To be fair I like and use all of these brushes, I'd say the one that impresses me the most is David Jackson's brush, because of the smoothness of the line and the lack of friction between paper and brush. But I like them all for different reasons as outlined above. I tested them all out for lines the various dry brush techniques and they all have slightly different outcomes. I actually think it's worth investing in one of each of these brushes as a learner. They will all be used and small brushes are not so expensive. You can shop around and buy all of them for under £35! You may well find you have different preference but the best way to find out what suits you is to try different types, rather than blindly following somebody else's suggestions. Your brush really can make a difference and its very personal!
Painting fine lines comparison of brushes
Painting lines, David Jackson and Raphael were clear winners here.
Painting fine lines comparison of brushes David Jackson versus Rosemary and Co
Closer  ( magnified x2) inspection shows the smoother lines from the Jackson brush but the Rosemary and Co is better suited to dry brush
There's much more I could say about brushes and will try to write another post on other brushes at some time. This just filled the darkest of mornings when painting was near on impossible! hence the dark photographs.

Thursday, 28 July 2016

Painting Roses and Colour Mixing: Sheffield Florilegium Workshop

I recently ran a workshop on painting roses for The Florilegium Society at Sheffield Botanical Garden. It's always interesting to talk to participants and take on board what they have to say about where they find difficulties. I offered to write this blog post for those who attended on the day and for general interest for anyone interested in drawing and painting roses, with a few additions on palettes and colour mixing too which was a common topic of the day.

Showing painting of a pink rose
A rose painted before the workshop, colours worked out in advance using a combination of Permanent Rose, Quinacridone magenta and a touch of cobalt blue in the shadow colour.

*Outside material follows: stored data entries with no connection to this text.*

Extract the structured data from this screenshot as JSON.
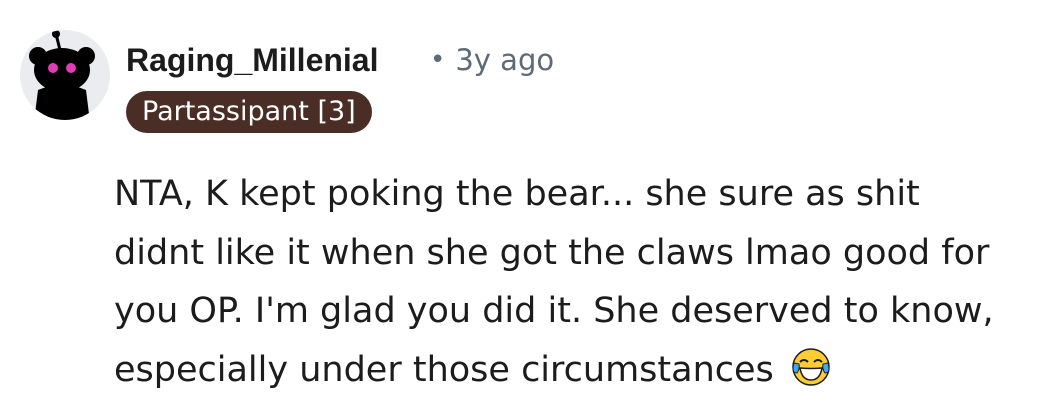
{
  "comment": {
    "author": "Raging_Millenial",
    "separator": "•",
    "timestamp": "3y ago",
    "flair": "Partassipant [3]",
    "text": "NTA, K kept poking the bear... she sure as shit didnt like it when she got the claws lmao good for you OP. I'm glad you did it. She deserved to know, especially under those circumstances",
    "emoji": "face-with-tears-of-joy-icon"
  },
  "colors": {
    "flair_background": "#4a2e26",
    "flair_text": "#ffffff",
    "meta_text": "#5c6b77",
    "body_text": "#1c1c1c",
    "avatar_background": "#eaecef"
  }
}
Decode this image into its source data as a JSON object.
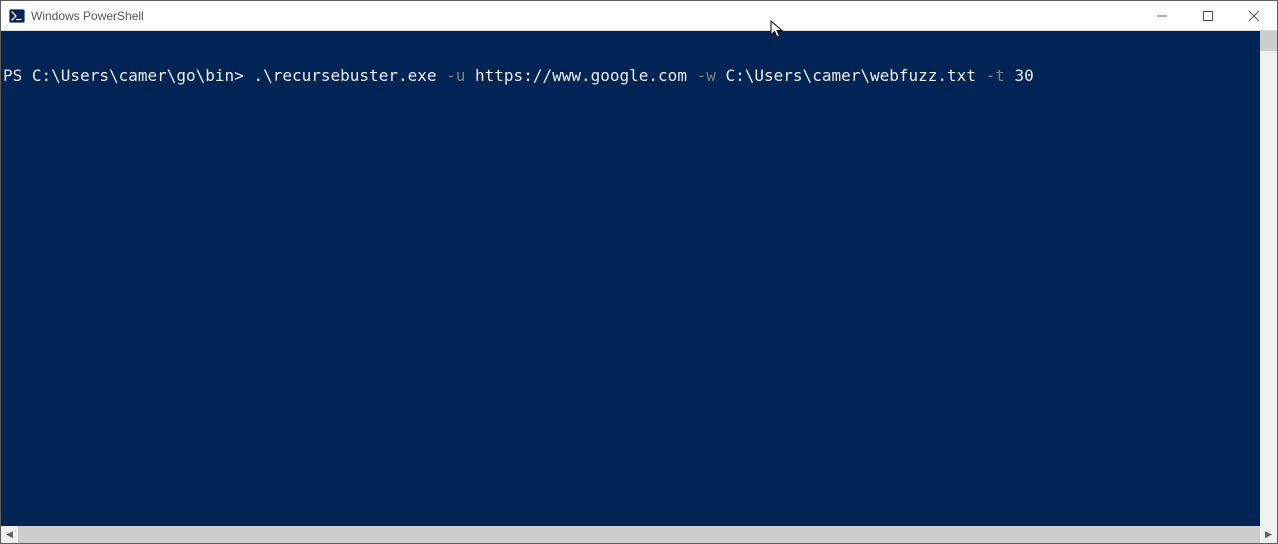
{
  "window": {
    "title": "Windows PowerShell"
  },
  "terminal": {
    "prompt": "PS C:\\Users\\camer\\go\\bin>",
    "cmd_exe": " .\\recursebuster.exe",
    "flag_u": " -u",
    "arg_url": " https://www.google.com",
    "flag_w": " -w",
    "arg_wordlist": " C:\\Users\\camer\\webfuzz.txt",
    "flag_t": " -t",
    "arg_threads": " 30"
  },
  "scrollbar": {
    "left_arrow": "◀",
    "right_arrow": "▶"
  }
}
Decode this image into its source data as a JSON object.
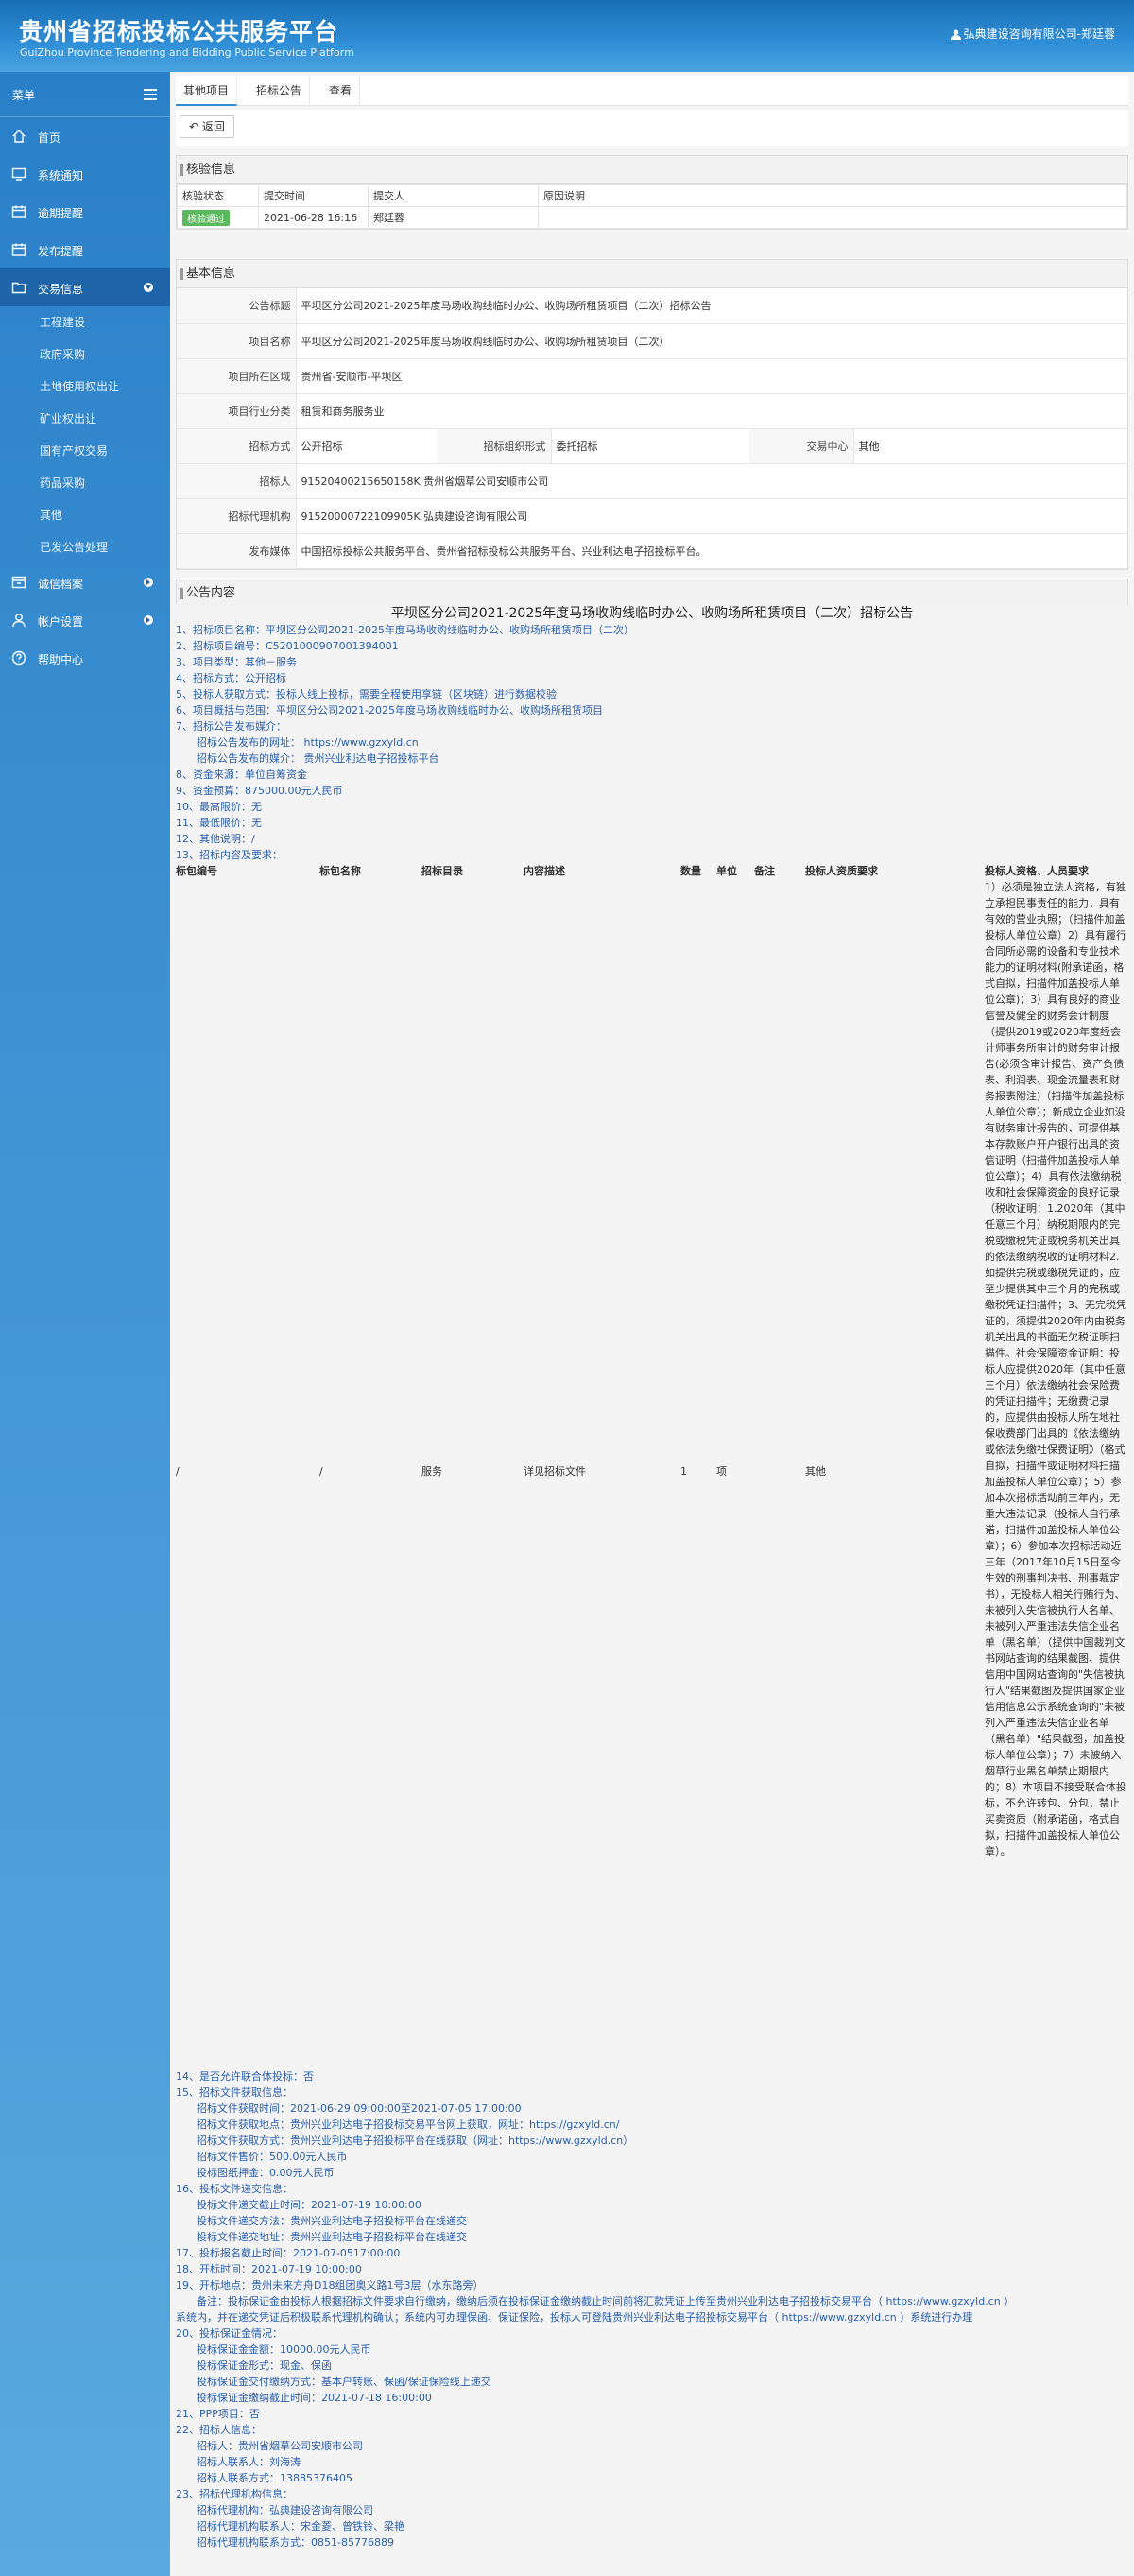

The use of blue in a shadow on a pink rose gives a very fresh look, which is important in roses and ther flowers.
It was a very warm welcome from quite a large group of 18, I probably talked far too much but hopefully shared some useful information.
Drawing and painting a rose in a day is a tall order at the best of times, so I had forwarded some preparatory information of how to approach the drawing of a rose, but as you no doubt know, there are an enormous variety of roses, however the basic principles for drawing and painting are the same.

How to approach a Rose Painting
If I were to paint a rose for a florilegium, I would probably paint it over two seasons. This is the best way to familiarise yourself with the plant. I take the approach of a study page initially, which enables me to 'get to know' all of the plant parts as well as working out the colours, approach and watercolour techniques. For the workshop participants were to draw and paint just one aspect of the rose but hopefully they will now be better equip to tackle roses in the future. Here's a breakdown of the process I outlined on the day.

Study page in watercolour of a mauve rose, William Lobb
A study page started at the Sheffield workshop. The rose is William Lobb, a Moss rose

Line Drawing
If the drawing is flawed or incomplete, it certainly wont get any better as the painting progresses and this is particularly true with a complex form, such as a rose. Consequently an incomplete drawing can easily become confusing and rather overwhelming.
The best approach is to measure and be systematic, break down the subject into shapesand don't be afraid of taking photographs for reference... remember roses like to rearrange their petals when you're not looking! I always start by taking overall dimensions, then look for noticeable angles, which I plot, next I look for 'land marks', such as unusual shaped or distinctive petals. I gradually plot the petals on a basic grid, which allows me to navigate around the flower and to see the petals in relationship to each other by position. I work on tracing paper for ease of corrections transfer to watercolour paper this mehtod aviods wasting paper so doesn't cost much if you make a mistake.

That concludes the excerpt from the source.